The Cambridge police sheltered him over night; his fine was over-subscribed; he explored the depths of hell in consequence of the affair, endured the agony of shame, remorse, and self-loathing to the physical and mental limit, and eventually recovered, regarding himself as a reformed criminal with a shattered past.
However, the youthful gloom and melancholy dignity with which this clothed him had a faint and not entirely unpleasant flavour – as one who might say, "I have lived and learned. There is the sad wisdom of worldly things within me." But he cut out alcohol. It being the fashion at that time to shrug away an offered cup, he found little difficulty in avoiding it.

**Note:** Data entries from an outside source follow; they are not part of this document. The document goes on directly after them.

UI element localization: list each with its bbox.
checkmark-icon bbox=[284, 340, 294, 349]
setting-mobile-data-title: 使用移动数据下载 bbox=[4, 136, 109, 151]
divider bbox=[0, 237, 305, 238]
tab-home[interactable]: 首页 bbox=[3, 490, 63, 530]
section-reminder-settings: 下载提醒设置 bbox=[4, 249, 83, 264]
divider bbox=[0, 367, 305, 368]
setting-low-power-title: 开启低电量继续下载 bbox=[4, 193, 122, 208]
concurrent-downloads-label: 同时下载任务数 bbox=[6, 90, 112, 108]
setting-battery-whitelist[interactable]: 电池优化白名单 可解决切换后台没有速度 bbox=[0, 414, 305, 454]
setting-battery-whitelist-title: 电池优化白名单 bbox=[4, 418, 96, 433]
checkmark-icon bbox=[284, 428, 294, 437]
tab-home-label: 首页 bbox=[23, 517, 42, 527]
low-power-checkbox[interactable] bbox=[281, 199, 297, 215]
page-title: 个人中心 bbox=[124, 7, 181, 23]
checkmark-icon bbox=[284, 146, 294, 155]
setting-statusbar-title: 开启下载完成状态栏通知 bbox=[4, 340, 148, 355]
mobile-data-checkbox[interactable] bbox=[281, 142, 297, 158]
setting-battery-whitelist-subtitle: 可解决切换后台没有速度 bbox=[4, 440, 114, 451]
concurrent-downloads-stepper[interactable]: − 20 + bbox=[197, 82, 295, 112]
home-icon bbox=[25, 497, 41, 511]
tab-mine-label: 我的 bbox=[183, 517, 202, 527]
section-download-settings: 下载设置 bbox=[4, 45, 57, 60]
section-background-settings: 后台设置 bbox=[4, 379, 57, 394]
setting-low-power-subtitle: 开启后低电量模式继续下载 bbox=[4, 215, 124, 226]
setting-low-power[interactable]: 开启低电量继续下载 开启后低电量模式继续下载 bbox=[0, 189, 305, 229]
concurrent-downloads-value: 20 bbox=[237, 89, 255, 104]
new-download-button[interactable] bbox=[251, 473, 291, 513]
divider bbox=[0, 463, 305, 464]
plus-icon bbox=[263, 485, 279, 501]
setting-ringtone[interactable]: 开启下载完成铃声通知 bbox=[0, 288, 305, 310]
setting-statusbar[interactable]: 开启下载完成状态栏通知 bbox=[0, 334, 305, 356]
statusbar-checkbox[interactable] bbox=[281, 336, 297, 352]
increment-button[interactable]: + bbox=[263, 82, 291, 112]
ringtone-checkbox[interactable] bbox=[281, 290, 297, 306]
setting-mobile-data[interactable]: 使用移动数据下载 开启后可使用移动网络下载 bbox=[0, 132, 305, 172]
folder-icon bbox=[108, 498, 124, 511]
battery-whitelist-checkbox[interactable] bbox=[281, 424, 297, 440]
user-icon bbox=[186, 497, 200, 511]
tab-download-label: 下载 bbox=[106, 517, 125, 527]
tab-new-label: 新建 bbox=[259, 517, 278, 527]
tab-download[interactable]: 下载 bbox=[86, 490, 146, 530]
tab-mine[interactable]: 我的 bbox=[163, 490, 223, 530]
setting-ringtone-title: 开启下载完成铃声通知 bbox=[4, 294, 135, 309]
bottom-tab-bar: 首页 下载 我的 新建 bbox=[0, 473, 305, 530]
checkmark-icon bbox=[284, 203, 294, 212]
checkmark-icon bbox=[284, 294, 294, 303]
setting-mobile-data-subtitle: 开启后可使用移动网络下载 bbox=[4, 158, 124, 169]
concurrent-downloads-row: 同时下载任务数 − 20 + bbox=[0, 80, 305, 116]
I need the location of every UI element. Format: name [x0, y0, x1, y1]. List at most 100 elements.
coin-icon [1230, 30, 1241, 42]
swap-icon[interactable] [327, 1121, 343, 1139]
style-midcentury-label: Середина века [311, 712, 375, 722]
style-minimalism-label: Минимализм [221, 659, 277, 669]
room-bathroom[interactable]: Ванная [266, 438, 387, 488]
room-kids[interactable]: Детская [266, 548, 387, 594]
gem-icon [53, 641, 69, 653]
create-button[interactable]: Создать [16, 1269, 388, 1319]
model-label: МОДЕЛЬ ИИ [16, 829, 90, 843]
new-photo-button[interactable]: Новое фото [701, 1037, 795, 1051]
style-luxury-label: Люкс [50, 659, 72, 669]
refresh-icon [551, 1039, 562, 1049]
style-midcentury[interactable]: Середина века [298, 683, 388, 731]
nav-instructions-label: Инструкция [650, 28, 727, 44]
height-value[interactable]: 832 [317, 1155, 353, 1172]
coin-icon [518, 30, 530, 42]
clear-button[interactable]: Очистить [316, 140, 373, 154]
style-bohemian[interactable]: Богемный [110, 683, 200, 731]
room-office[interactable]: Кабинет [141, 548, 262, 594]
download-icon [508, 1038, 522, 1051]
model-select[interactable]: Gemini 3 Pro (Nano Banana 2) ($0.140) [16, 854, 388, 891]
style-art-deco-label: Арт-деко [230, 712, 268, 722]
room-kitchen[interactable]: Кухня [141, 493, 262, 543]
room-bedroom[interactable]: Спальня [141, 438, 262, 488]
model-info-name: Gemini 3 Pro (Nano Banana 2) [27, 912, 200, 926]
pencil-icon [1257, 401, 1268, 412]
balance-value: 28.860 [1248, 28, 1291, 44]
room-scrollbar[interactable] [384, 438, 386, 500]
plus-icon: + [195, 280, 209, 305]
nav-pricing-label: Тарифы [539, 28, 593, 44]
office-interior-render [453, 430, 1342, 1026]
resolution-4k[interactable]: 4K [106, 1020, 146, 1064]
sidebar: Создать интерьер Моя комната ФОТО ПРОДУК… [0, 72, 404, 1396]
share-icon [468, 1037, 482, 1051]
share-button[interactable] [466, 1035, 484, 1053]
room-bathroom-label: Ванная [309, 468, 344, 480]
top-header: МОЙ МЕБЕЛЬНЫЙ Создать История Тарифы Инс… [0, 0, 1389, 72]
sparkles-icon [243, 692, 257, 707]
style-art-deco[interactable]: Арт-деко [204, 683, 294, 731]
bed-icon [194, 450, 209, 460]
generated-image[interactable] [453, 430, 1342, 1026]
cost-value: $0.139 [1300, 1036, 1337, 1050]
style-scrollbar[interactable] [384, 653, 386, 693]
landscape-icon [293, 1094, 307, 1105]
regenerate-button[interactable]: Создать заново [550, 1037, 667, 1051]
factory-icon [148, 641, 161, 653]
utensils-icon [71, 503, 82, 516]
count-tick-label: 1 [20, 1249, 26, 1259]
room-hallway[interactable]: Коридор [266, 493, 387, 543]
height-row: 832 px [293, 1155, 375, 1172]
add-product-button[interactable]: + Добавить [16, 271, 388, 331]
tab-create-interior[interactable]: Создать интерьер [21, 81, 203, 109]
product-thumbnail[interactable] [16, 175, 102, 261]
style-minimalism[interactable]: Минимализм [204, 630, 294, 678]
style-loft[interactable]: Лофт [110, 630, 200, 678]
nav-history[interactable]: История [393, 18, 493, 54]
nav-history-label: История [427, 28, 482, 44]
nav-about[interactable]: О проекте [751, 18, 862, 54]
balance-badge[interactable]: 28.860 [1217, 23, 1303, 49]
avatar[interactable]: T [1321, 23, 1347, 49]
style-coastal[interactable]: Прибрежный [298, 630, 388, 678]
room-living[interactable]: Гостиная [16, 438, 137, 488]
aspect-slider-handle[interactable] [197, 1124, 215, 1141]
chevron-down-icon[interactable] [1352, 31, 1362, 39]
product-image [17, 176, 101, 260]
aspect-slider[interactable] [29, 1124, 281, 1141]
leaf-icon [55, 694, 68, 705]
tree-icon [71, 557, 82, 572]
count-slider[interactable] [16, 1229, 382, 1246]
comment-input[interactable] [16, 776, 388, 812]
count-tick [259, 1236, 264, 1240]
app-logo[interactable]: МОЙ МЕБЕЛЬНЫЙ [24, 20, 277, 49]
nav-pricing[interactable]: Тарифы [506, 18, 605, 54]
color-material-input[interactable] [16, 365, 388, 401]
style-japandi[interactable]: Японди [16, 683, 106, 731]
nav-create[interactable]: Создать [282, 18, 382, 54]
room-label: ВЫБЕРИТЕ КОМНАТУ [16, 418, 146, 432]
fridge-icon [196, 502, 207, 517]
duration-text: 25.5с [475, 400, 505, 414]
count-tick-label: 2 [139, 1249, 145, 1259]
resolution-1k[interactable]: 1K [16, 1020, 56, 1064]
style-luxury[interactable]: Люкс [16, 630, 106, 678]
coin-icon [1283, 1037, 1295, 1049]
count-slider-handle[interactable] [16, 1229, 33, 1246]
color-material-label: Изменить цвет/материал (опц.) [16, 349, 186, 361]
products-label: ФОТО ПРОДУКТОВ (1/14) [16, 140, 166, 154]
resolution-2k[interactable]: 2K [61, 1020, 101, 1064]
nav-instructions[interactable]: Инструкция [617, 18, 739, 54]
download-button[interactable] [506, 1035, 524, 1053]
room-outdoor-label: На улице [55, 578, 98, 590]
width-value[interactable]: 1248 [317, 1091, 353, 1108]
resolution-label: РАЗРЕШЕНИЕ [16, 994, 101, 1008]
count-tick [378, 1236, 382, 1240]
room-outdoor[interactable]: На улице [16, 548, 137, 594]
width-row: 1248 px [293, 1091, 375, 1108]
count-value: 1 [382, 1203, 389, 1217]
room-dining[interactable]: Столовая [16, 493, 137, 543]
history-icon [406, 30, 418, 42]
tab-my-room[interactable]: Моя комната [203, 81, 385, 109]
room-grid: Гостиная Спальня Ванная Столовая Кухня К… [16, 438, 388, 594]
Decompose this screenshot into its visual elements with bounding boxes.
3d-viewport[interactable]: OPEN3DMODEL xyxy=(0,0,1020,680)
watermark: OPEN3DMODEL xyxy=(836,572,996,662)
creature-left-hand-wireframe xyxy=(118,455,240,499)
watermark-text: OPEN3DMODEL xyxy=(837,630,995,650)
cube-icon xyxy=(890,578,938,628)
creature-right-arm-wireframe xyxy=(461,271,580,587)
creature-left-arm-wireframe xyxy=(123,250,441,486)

In his Sophomore year, he met the inevitable young person. And, after all that had been told him, all that he had disdainfully pictured to himself, did not recognize her when he met her.
It was one of those episodes which may end any way. And it ended, of course, in one way or another. But it did end.
Thus the limited world he moved in began to wear away the soft-rounded contours of boyhood; he learned a little about men, nothing whatever about women, but was inclined to consider that he understood them sadly and perfectly. He wrote several plays, novels and poems to amuse himself; wrote articles for the college periodicals, when he was not too busy training with the baseball squad or playing tennis, or lounging through those golden and enchanted hours when the smoke of undergraduate pipes spins a magic haze over life, enveloping books and comrades in that exquisite and softly brilliant web which never tears, never fades in memory while life endures.
He made many friends; he visited many homes; he failed sometimes, but more often he made good in whatever he endeavoured.
His father came on to Cambridge several times – always when his son requested it – and he knew the sympathy of his father in days of triumph, and he understood his father's unshaken belief in his only son when that son, for the moment, faltered.